US Representative Lisa McClain (R-MI) announced that she and 43 other Representatives sent a letter to Treasury Secretary Janet Yellen, on 5 November 2024, regarding beneficial ownership information, requesting a postponement in the implementation of the beneficial ownership information reporting requirements introduced by the Corporate Transparency Act (CTA).
The CTA, which passed the House in 2021, includes complex obligations that businesses must report significant occupational data and sensitive personal information. Without delay, the reporting deadline which runs afoul of Congressional intent will subject millions of small businesses to penalties, fines, and even jail time.
“While CTA intends to target shell corporations engaged in illicit transactions, its language actually targets all legal entities with less than USD 5 million in annual revenues and less than 20 employees – in other words, every small business in the United States,” the Members of Congress wrote. “Failure to comply can result in fines of over USD 590 per day, as well as felony charges and up to two years imprisonment. [The Treasury Department’s Financial Crimes Enforcement Network] FinCEN reported estimates that more than 32 million such entities will be affected by the new law just this year, with an additional 6 million each subsequent year as new businesses are formed.”
“In the meantime, a paperwork violation that includes large fines and jailtime is devasting to America’s small business owners simply trying to make ends meet. We ask that you delay CTA’s implementation date to comply with the intent of the law and allow the legalities, distribution of information and complicated reporting requirements to be clarified,” the Members of Congress continued.
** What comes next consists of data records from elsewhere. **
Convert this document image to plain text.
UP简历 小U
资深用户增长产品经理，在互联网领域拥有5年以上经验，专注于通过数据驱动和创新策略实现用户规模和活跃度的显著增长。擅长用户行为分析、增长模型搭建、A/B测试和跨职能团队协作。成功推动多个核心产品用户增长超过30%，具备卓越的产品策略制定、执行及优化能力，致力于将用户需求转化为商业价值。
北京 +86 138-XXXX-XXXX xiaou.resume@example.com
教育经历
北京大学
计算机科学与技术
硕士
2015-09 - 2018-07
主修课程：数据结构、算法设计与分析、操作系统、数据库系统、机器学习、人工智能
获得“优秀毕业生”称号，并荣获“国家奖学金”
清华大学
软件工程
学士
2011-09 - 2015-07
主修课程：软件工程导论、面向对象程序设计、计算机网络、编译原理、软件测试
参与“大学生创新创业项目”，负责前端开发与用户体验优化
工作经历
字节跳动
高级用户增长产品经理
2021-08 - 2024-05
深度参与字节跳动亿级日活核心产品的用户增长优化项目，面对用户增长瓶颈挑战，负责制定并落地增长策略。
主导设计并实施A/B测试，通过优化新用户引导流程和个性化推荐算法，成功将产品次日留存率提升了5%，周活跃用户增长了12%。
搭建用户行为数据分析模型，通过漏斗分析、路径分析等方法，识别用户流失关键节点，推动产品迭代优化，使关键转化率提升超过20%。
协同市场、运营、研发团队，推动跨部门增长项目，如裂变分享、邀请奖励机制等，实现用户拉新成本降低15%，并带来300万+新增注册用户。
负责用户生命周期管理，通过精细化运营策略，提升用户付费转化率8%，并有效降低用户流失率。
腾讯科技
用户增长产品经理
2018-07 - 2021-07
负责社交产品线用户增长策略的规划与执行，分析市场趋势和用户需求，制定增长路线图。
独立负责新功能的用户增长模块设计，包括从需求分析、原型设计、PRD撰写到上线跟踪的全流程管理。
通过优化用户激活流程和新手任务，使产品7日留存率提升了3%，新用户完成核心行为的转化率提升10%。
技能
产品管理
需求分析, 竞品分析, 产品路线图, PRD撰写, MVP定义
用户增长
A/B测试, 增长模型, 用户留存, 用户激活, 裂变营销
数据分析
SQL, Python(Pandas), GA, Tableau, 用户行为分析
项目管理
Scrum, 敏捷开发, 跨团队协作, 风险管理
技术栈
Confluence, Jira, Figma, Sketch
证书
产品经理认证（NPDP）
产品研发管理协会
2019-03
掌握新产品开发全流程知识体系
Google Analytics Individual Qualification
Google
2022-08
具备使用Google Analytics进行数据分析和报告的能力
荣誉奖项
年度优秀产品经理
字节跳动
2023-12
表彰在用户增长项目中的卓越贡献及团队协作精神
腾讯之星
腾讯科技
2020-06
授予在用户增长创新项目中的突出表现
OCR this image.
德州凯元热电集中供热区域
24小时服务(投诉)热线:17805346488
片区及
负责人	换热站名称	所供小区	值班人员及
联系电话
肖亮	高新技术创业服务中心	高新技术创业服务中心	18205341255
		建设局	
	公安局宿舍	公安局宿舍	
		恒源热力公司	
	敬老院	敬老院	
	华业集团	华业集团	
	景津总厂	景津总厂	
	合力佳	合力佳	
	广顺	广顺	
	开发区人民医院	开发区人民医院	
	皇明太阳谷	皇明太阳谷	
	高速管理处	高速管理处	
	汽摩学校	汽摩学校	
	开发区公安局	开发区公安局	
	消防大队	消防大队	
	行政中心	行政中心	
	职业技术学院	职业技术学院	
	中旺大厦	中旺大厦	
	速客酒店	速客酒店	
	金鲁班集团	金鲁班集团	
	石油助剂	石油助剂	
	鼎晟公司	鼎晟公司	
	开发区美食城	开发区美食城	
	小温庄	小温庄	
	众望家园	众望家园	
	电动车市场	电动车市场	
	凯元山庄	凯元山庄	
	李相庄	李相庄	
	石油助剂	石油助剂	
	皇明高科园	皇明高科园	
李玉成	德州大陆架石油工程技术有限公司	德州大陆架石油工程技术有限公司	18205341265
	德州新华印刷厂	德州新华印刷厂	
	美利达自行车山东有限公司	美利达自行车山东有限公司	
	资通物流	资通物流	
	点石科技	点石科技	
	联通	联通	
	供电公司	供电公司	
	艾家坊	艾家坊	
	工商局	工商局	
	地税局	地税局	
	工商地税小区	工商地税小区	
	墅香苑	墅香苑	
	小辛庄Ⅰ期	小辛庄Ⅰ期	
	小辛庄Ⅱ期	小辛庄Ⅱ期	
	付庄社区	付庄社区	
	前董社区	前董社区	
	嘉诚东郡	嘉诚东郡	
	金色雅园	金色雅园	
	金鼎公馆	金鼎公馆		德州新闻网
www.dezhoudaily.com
Although filing under the CTA began at the start of this year, FinCEN reports it has received just 10% of required submissions. This compliance rate can be attributed directly to the general lack of awareness among the small business community when it comes to the new rules. Given this massive education gap, it is clear additional time is needed for regulators and other stakeholders to continue their outreach to affected small businesses.
A delay in the year-end filing deadline is also in line with congressional intent.
Effective 1 January 2024, lawmakers explicitly called for a reporting deadline of “not later than two years after the effective date of the regulations” for existing entities. This timeframe was designed to give affected entities sufficient time to learn of, understand and comply with the new reporting regime. FinCEN instead promulgated a one-year deadline of 1 January, 2025 – an unrealistically short window with which to educate America’s small business community.”